Il materiale del team è stato ispirato dalla natura: la resina cicatrizzante viene intrappolata all’interno del materiale attraverso una serie di serbatoi e viene rilasciata solo quando si verifica una frattura. Suona familiare? È paragonabile alle reti di sangue microvascolare nella nostra pelle che, quando ferite, aiutano a ripristinare i nostri tessuti. Solo in questo caso, invece del sangue che arriva fino alla superficie di un infortunio, l’azione capillare consente alla resina sensibile ai raggi UV di fuoriuscire, in modo che venga utilizzata solo la quantità necessaria per riparare danni isolati.

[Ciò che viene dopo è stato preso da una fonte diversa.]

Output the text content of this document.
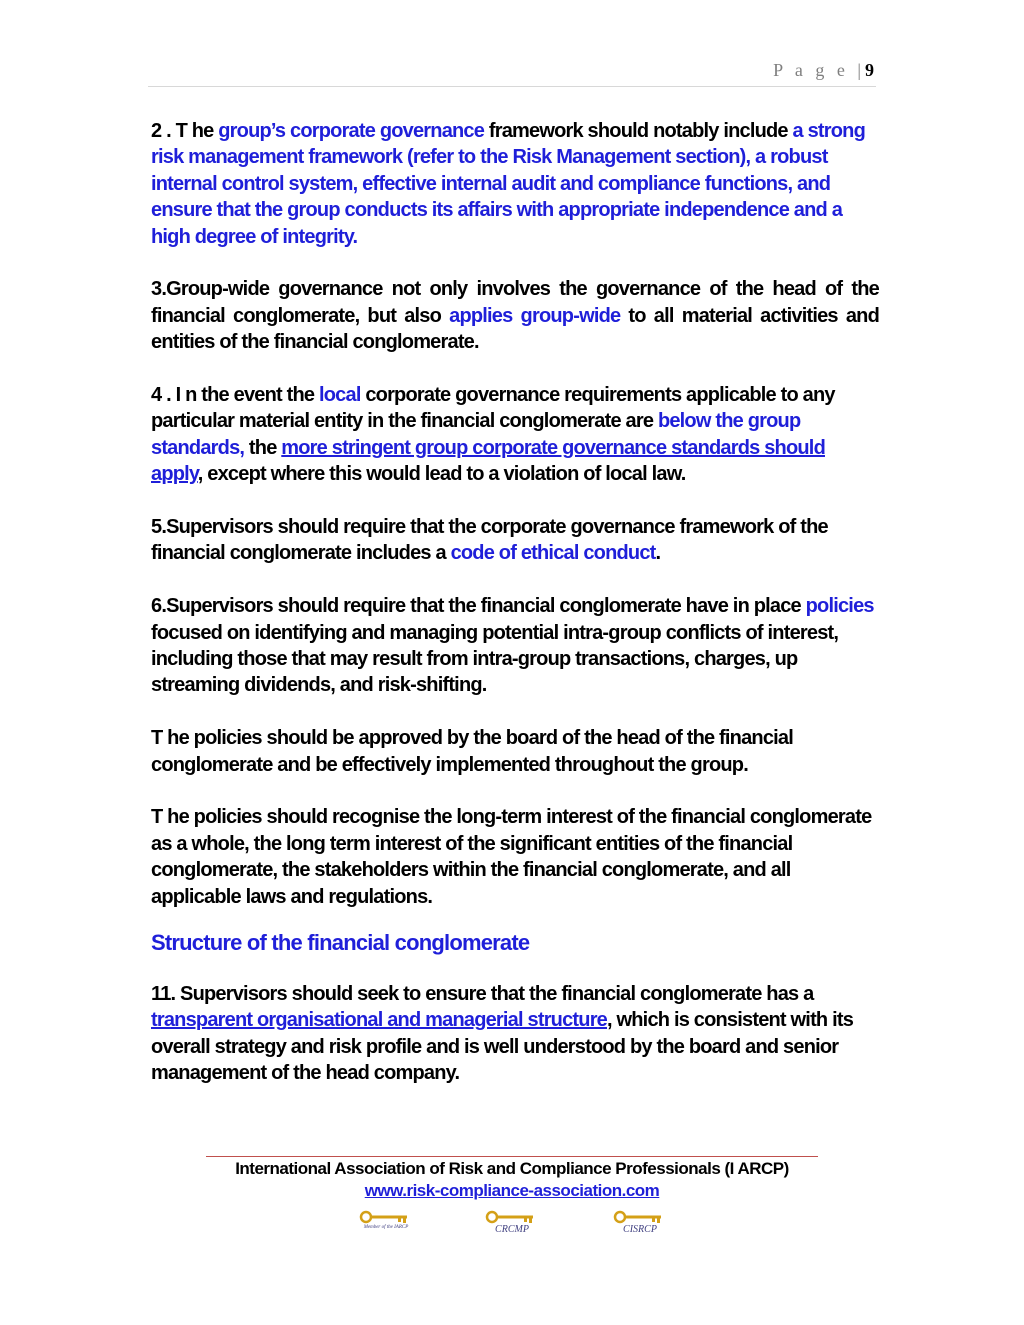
P a g e |9

2 . T he group’s corporate governance framework should notably include a strong risk management framework (refer to the Risk Management section), a robust internal control system, effective internal audit and compliance functions, and ensure that the group conducts its affairs with appropriate independence and a high degree of integrity.

3.Group-wide governance not only involves the governance of the head of the financial conglomerate, but also applies group-wide to all material activities and entities of the financial conglomerate.

4 . I n the event the local corporate governance requirements applicable to any particular material entity in the financial conglomerate are below the group standards, the more stringent group corporate governance standards should apply, except where this would lead to a violation of local law.

5.Supervisors should require that the corporate governance framework of the financial conglomerate includes a code of ethical conduct.

6.Supervisors should require that the financial conglomerate have in place policies focused on identifying and managing potential intra-group conflicts of interest, including those that may result from intra-group transactions, charges, up streaming dividends, and risk-shifting.

T he policies should be approved by the board of the head of the financial conglomerate and be effectively implemented throughout the group.

T he policies should recognise the long-term interest of the financial conglomerate as a whole, the long term interest of the significant entities of the financial conglomerate, the stakeholders within the financial conglomerate, and all applicable laws and regulations.

Structure of the financial conglomerate

11. Supervisors should seek to ensure that the financial conglomerate has a transparent organisational and managerial structure, which is consistent with its overall strategy and risk profile and is well understood by the board and senior management of the head company.

International Association of Risk and Compliance Professionals (I ARCP)
www.risk-compliance-association.com
Member of the IARCP	CRCMP	CISRCP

Come una storia nel New Atlas ha spiegato, “Finché quegli oggetti rimangono intatti, il liquido rimane contenuto. Se la resina polimerizzata viene incrinata, tuttavia, l’azione capillare estrae parte della resina liquida. Una volta esposta rapidamente a una sorgente di luce UV artificiale, la resina liquida polimerizza e sigillando la fessura. “

Secondo l’università , non sarà necessario alcun intervento se non una breve esposizione ai raggi UV per riparare qualsiasi danno causato dal materiale, a causa della “funzionalità autonoma del meccanismo di auto-guarigione”. L’esposizione alla luce UV può essere fatta a distanza, sarà particolarmente utile quando si tratta di componenti del dispositivo che sono difficili da raggiungere.

I potenziali benefici di questo materiale stampabile 3D autoriparante sono di vasta portata – sarebbe molto più rapido utilizzare il materiale per riparare oggetti di uso quotidiano che possono essere facilmente danneggiati, come componenti di dispositivi, occhiali e strumenti. Inoltre, se vengono effettuati più articoli con questo tipo di meccanismo di autoriparazione, la quantità di rifiuti consegnati alle discariche a causa di prodotti rotti sarebbe drasticamente ridotta.
Per il loro articolo, il gruppo di ricerca del Dr. Davami ha fabbricato campioni di prova del loro materiale, che sono stati progettati in SOLIDWORKS, sulla stampante 3D SLA Formlabs Form 2. Ora stanno lavorando per sviluppare ulteriormente la tecnologia, con l’obiettivo di ridurre la quantità di energia luminosa necessaria per provocare l’auto-guarigione. Ciò significherebbe che l’intervento umano non sarebbe necessario e l’autoriparazione potrebbe avvenire solo con sorgenti UV ambientali, come la luce solare.